If you can’t, here’s the quote:
There are plenty of analysts who worry that the potential for further turmoil appears to have been forgotten.
Robin Evans, senior analyst at Macquarie Securities, says that this year’s market rally may have lulled investors into a false sense of security.
The “great moderation” – those two decades of low economic volatility – is what most of today’s investors are used to.
“The benign environment from the early 1990s to 2006 is unrepeatable,” Mr Evans says. “Monetary policy has no capacity to smooth shocks as it has in the past and the disinflationary influences of China, in particular, seem likely to wane or even possibly reverse.
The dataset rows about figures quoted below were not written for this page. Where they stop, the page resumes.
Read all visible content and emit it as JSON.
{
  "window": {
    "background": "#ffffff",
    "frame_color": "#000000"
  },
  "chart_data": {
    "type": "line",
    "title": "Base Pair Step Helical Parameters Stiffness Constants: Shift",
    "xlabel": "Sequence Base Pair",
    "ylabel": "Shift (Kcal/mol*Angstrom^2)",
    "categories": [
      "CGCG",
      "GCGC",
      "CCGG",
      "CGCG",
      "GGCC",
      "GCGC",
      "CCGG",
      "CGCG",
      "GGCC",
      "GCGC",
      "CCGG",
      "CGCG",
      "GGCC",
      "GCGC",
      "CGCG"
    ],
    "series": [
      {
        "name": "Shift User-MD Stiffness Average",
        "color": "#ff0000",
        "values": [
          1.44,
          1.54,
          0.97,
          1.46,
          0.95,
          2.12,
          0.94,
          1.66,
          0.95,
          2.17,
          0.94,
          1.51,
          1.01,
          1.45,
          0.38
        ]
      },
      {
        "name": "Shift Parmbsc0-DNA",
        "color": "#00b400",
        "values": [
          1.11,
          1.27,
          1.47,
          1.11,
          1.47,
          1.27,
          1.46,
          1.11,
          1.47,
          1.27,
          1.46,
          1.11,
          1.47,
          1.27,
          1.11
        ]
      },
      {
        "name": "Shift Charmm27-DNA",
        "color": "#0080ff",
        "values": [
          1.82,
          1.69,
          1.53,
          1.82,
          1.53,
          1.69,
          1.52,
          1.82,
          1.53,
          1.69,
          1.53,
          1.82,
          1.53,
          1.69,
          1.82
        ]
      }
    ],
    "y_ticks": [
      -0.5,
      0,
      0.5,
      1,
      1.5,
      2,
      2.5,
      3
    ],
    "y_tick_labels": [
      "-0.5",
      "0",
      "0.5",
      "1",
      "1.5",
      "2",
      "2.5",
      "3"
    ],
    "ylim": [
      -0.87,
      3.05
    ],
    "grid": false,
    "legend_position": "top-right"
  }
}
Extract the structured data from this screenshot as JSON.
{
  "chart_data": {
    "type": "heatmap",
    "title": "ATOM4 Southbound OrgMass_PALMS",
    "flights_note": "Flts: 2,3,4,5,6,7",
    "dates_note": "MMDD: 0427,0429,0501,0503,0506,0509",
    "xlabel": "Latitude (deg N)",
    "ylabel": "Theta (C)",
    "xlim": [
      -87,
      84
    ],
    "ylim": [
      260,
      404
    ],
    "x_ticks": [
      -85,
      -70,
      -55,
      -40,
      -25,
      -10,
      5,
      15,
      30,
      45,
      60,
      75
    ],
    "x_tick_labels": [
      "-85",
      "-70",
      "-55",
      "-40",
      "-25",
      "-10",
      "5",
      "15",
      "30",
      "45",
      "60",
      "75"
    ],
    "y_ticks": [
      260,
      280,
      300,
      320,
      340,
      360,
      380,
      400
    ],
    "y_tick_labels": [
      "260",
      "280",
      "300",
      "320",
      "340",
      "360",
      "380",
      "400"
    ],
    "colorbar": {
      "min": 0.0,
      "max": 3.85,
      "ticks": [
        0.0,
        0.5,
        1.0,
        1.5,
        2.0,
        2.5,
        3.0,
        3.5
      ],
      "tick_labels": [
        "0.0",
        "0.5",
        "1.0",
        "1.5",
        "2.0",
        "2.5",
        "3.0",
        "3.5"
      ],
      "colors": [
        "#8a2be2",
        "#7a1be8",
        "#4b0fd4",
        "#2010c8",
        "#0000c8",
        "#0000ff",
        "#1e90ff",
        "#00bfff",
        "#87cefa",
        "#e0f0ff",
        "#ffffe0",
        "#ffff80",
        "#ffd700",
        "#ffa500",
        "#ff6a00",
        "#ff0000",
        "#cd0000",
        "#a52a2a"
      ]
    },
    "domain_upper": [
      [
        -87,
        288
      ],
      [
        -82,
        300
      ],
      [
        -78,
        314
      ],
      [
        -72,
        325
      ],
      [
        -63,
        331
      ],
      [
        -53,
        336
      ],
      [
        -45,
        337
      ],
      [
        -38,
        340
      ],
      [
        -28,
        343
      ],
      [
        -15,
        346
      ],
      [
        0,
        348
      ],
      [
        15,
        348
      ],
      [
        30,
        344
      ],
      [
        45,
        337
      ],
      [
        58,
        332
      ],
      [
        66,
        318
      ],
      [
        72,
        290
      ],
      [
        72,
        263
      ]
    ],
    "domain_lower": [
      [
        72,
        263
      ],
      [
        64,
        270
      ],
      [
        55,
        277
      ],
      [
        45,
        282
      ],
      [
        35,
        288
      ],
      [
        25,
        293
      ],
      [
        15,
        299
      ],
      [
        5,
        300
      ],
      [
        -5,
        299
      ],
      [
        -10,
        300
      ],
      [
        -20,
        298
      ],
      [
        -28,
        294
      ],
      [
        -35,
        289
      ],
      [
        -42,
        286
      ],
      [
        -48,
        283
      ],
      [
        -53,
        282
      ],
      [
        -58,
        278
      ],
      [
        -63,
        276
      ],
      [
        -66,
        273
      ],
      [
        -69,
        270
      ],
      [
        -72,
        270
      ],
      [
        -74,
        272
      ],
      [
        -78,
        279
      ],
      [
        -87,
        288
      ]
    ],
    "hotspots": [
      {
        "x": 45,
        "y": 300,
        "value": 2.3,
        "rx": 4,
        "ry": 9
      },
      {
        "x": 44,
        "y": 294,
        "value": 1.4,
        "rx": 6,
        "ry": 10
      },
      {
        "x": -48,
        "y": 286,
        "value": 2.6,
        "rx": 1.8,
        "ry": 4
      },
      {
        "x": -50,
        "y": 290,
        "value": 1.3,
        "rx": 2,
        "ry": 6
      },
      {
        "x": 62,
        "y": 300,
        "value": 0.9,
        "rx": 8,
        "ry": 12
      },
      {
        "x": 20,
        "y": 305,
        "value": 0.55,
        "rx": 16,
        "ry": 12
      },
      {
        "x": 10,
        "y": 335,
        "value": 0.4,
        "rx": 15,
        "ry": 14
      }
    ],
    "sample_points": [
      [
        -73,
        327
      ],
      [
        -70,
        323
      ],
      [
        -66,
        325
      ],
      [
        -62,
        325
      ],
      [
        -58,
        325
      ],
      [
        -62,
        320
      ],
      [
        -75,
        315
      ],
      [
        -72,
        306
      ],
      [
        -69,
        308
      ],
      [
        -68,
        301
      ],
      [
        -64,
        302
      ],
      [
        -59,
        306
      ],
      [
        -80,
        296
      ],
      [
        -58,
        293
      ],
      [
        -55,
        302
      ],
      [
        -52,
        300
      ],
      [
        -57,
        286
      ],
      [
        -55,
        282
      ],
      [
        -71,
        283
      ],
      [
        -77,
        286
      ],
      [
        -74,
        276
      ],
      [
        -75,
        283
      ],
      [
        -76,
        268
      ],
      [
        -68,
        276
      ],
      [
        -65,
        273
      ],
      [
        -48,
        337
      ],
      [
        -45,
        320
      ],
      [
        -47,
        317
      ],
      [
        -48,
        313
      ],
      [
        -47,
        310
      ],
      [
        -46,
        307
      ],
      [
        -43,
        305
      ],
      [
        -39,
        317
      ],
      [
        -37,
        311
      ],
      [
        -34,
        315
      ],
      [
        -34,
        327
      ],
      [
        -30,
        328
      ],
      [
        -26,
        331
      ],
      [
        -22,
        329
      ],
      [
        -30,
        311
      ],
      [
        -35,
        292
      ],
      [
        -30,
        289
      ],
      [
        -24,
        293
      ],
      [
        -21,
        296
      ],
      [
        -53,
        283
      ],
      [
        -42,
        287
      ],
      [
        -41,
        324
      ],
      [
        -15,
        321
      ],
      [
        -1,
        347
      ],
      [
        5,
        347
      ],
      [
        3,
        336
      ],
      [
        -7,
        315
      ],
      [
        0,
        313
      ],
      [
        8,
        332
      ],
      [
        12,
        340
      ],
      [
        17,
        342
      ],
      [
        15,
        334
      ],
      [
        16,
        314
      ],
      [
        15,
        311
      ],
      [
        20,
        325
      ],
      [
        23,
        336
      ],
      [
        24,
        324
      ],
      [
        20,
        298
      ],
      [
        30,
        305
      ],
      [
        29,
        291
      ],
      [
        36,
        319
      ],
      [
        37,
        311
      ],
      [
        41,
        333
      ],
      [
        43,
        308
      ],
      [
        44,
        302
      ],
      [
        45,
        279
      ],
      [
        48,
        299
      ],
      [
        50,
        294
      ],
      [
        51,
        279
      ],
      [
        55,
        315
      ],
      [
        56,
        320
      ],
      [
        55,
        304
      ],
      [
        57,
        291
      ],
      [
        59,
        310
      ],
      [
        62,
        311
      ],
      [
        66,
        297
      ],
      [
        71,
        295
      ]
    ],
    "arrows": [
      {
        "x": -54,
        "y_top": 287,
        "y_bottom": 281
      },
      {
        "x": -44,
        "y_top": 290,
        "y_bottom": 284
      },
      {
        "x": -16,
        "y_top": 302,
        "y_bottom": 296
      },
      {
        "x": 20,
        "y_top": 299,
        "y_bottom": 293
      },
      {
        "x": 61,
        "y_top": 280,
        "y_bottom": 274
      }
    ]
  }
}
This suggests that the economic cycle could become more volatile and expansions shorter than they were in the ‘great moderation’.”
With increased volatility in the performance of the world’s economies, Mr Evans expects greater fluctuations in asset prices too.
“Although financial volatility can cause economic volatility, this is not always the case. However, economic volatility is always likely to cause asset market volatility as it fundamentally changes the expectations of economic agents.”
It’s probably gobbledygook to most of you but it’s clear to me!